Judas lost himself. A raw, soul-tearing sound ripped from his throat, something between a scream and a sob-like his body was rejecting the very idea of losing me. His knees buckled, arms lashing out too late, or was it my imagination, fingers barely grazing the air where I had been.
His breath came in short, broken gasps like his lungs couldn’t decide whether to breathe or shatter.
Like he was drowning too.
The sky, the sea, the jagged cliffs above-it all became one endless swirl of motion. Like a painting smeared by trembling hands.
I thought of his touch.
The rough warmth of his fingers against my skin, the way he traced the curve of my spine absentmindedly like he was trying to memorize me with his hands.
I thought of his voice.
“Ptichka…”
Low and edged with something vulnerable when he said my name in the dark. That quiet, gritted kind of softness he hated showing the world but had never hidden from me.
I thought of his eyes.
Burning. Haunted. A wildfire and a graveyard all at once. Would they cry for me? Would they ever forgive me?
“Little bird…”
The ocean roared. And I flared my arms letting myself be held together in its embrace, pulling me under.
Cold rushed in from every side as my body hit the water sinking deeper, invading my lungs, veins, and bones.
I exhaled.
A single, shuddering breath.
A single, trembling tear mixed with the vastness.
My body sank, deeper and deeper, the light above shrinking, fading, until there was nothing left but shadows.
Would he remember me like this?
Or would I become just another ghost in the wreckage of his heart?
The water curled around me, gentle now as my body relaxed. Like death was cradling me in its arms.
I closed my eyes.
And let go.
Maybe in another life, I wouldn’t be a ghost slipping through your fingers. Maybe I’d be the hand that stayed, the heart that didn’t shatter in your palms.
But not in this one. Not here. Here, I was meant to break you. You were meant to ruin me.

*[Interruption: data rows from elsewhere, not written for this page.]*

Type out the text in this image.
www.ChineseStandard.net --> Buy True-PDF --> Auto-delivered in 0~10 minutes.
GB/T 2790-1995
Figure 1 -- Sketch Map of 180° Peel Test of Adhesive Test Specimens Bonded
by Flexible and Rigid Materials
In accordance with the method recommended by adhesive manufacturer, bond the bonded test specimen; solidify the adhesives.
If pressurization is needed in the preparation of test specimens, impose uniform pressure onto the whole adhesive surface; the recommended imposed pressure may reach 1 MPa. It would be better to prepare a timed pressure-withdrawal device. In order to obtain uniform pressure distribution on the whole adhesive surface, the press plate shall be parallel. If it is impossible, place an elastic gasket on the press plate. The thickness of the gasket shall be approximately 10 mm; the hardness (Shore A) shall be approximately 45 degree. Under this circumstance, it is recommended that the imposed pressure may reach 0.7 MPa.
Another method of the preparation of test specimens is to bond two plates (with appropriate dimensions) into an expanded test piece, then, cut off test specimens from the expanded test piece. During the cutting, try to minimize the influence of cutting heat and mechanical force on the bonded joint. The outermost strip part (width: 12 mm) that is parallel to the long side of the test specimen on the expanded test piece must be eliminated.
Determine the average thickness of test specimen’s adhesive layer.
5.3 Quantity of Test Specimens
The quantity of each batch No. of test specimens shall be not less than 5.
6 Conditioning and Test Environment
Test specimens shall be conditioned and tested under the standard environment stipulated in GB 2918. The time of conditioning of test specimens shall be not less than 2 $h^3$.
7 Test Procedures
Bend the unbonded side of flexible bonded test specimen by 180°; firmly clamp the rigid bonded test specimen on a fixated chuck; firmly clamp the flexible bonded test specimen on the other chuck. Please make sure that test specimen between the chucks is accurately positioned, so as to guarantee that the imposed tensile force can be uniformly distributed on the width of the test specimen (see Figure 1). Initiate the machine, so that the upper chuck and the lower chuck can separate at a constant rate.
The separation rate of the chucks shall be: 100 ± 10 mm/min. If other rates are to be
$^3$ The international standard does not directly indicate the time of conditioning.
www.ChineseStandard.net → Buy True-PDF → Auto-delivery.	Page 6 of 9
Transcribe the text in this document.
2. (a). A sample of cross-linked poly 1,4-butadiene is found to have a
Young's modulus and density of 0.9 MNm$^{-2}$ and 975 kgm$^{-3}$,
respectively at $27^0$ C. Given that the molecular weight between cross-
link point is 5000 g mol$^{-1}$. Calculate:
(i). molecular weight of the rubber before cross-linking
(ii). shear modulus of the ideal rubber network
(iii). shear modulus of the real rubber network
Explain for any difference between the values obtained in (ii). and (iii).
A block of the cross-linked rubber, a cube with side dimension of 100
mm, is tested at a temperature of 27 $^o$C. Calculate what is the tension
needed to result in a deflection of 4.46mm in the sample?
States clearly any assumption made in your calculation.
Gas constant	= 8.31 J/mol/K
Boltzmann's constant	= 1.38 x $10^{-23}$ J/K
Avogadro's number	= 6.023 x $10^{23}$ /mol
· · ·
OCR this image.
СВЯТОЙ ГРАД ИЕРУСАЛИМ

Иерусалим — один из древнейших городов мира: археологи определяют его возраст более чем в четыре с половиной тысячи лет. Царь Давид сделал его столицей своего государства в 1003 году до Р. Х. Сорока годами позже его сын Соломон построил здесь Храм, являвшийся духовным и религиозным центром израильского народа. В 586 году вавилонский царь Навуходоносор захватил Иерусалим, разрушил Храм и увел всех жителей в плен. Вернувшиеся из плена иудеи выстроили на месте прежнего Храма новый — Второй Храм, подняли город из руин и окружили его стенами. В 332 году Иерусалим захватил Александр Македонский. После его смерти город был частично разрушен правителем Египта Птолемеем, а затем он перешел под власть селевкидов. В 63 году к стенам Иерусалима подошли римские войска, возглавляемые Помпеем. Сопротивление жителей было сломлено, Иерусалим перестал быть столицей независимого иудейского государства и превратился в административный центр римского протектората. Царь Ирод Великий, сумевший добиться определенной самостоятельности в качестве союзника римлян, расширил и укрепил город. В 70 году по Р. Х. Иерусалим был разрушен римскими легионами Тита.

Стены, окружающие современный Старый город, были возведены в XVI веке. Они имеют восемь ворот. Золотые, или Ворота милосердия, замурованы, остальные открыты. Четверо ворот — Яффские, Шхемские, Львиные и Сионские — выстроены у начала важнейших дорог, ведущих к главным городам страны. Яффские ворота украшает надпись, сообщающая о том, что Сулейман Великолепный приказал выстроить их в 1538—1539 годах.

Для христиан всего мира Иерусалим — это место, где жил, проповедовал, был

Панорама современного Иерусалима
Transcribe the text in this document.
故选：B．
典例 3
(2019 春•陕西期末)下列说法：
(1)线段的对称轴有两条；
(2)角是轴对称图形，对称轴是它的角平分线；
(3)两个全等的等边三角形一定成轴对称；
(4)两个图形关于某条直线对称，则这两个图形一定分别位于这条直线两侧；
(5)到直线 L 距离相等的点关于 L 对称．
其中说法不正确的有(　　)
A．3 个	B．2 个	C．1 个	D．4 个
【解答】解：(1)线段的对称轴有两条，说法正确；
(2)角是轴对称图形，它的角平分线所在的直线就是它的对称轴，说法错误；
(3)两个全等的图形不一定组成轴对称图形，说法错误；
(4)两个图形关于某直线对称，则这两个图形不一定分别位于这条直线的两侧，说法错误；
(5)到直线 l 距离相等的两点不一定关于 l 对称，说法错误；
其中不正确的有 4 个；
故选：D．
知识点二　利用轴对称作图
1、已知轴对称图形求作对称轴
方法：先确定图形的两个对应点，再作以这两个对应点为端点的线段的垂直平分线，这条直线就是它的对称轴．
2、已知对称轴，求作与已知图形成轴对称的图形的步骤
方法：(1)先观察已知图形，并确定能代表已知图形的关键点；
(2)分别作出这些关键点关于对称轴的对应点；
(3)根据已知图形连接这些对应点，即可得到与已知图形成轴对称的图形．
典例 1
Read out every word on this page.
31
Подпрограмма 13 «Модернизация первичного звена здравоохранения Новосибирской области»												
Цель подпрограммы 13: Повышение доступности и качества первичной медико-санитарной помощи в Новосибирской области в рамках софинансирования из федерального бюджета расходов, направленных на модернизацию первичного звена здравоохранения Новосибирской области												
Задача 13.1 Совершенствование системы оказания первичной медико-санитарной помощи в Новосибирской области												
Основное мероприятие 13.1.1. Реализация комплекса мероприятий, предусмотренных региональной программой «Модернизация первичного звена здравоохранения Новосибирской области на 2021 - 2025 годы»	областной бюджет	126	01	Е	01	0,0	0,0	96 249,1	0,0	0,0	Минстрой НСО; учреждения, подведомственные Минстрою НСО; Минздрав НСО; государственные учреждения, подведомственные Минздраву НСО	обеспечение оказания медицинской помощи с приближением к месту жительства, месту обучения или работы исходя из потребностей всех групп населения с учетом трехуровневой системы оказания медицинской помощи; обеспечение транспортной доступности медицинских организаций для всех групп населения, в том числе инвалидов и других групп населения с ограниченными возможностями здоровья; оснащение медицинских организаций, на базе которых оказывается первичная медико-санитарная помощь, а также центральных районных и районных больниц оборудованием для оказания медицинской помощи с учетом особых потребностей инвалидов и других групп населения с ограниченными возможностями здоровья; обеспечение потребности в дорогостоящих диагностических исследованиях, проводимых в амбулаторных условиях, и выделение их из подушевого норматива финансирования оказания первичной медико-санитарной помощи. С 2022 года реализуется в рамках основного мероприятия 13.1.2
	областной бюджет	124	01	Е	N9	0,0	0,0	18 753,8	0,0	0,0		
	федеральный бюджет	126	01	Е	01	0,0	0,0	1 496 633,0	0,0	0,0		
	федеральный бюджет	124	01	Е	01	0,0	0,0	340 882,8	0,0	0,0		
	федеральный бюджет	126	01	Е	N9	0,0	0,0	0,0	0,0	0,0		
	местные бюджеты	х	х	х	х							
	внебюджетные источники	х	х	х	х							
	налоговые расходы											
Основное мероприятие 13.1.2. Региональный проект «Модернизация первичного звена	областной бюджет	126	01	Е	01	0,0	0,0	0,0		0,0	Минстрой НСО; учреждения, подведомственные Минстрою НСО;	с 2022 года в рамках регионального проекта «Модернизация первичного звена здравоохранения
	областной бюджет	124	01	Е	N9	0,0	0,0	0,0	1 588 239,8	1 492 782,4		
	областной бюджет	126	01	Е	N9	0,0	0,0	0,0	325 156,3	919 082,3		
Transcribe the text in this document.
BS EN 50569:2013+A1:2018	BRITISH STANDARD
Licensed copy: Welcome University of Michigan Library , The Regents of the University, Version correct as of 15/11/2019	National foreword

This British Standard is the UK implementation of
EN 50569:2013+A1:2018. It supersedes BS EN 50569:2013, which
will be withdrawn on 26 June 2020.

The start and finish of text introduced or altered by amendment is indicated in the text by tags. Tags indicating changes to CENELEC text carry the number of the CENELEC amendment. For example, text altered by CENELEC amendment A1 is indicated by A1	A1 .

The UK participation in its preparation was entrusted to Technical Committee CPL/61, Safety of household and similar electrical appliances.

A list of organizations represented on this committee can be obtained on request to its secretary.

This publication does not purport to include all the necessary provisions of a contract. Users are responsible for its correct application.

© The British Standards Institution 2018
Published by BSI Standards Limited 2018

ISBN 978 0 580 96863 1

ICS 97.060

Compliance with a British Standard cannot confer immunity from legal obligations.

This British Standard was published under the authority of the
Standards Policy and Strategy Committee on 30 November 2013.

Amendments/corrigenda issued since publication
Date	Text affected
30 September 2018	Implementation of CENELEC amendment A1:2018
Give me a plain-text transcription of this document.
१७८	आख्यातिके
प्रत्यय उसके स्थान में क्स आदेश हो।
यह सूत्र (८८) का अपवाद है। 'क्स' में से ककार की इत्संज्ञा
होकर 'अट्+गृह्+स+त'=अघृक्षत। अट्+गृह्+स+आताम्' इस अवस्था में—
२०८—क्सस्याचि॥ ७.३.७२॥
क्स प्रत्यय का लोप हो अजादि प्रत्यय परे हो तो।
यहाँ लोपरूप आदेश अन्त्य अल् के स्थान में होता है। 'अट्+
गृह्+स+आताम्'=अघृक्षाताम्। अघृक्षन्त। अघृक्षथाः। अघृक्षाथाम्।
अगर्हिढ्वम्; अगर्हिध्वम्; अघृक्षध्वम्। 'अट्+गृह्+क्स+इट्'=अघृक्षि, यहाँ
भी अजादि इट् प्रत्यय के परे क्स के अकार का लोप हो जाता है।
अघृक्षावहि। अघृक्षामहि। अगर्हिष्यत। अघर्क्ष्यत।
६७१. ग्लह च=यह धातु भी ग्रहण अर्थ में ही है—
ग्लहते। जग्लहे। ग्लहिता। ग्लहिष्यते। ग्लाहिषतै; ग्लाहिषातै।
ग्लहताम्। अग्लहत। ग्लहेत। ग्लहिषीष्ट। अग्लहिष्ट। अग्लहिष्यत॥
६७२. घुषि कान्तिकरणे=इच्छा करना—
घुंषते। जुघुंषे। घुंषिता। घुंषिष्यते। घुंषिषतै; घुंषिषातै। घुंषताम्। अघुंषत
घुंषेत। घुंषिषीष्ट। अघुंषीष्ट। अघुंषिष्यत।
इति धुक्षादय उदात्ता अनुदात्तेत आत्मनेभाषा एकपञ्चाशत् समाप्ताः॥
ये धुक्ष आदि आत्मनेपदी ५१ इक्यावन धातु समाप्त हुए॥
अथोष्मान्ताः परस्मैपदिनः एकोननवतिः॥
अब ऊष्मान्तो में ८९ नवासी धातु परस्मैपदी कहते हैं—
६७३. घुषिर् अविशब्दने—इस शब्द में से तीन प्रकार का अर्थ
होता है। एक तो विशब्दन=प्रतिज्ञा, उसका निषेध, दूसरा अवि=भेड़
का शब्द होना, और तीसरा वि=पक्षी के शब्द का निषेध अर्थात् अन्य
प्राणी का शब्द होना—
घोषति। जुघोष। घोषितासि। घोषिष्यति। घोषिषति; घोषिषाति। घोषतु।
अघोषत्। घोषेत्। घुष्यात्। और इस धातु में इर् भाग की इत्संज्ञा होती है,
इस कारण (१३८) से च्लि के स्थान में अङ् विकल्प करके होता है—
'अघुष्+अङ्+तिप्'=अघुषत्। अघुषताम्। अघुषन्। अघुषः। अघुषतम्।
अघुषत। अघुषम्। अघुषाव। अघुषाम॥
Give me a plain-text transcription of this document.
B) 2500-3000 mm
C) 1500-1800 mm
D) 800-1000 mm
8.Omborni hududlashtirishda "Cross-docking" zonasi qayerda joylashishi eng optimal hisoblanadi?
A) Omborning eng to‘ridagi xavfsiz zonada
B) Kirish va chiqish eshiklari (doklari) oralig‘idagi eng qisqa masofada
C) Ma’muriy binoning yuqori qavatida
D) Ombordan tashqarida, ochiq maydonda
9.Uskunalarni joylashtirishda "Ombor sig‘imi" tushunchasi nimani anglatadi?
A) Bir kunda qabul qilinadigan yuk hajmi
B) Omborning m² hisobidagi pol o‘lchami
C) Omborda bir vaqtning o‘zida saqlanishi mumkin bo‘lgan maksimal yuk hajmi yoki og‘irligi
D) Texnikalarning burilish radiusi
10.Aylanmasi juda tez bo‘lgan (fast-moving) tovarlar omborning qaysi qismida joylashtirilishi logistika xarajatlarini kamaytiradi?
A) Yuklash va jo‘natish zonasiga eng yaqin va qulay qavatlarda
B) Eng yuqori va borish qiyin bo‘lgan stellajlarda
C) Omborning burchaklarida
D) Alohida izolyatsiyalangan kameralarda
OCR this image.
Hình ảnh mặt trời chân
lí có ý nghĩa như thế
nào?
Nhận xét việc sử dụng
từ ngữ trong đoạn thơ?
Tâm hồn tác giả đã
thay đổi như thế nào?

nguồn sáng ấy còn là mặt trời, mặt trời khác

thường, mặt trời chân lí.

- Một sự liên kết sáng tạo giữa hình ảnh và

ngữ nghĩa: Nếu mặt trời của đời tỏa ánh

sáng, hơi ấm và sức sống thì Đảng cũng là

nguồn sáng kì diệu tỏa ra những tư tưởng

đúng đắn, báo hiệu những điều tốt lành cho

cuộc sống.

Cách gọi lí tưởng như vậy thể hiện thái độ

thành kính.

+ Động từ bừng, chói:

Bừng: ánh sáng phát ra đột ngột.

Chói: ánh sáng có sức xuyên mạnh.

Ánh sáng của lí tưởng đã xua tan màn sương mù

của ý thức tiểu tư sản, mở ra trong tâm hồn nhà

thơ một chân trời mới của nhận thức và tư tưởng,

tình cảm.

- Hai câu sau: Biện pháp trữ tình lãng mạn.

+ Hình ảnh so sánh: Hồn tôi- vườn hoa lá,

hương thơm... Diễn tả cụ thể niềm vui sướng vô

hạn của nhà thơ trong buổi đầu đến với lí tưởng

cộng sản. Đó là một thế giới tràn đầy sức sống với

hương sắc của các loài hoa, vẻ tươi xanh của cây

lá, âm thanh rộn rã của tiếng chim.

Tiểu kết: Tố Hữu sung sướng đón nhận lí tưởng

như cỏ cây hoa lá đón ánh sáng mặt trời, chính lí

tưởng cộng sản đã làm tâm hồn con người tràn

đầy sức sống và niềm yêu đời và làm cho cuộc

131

If you ever dream of me, Judas, just know that somewhere, somehow, I’m dreaming of you too. In the quiet between worlds. In the spaces where we were never torn apart. In the echoes of all the love we never got to live. Maybe the universe would be kinder next time. Maybe it wouldn’t turn me into a tragedy and you into the man who had to watch.
Maybe next time, I’d get to stay.
But for now-
Let me be the ghost you never stop chasing.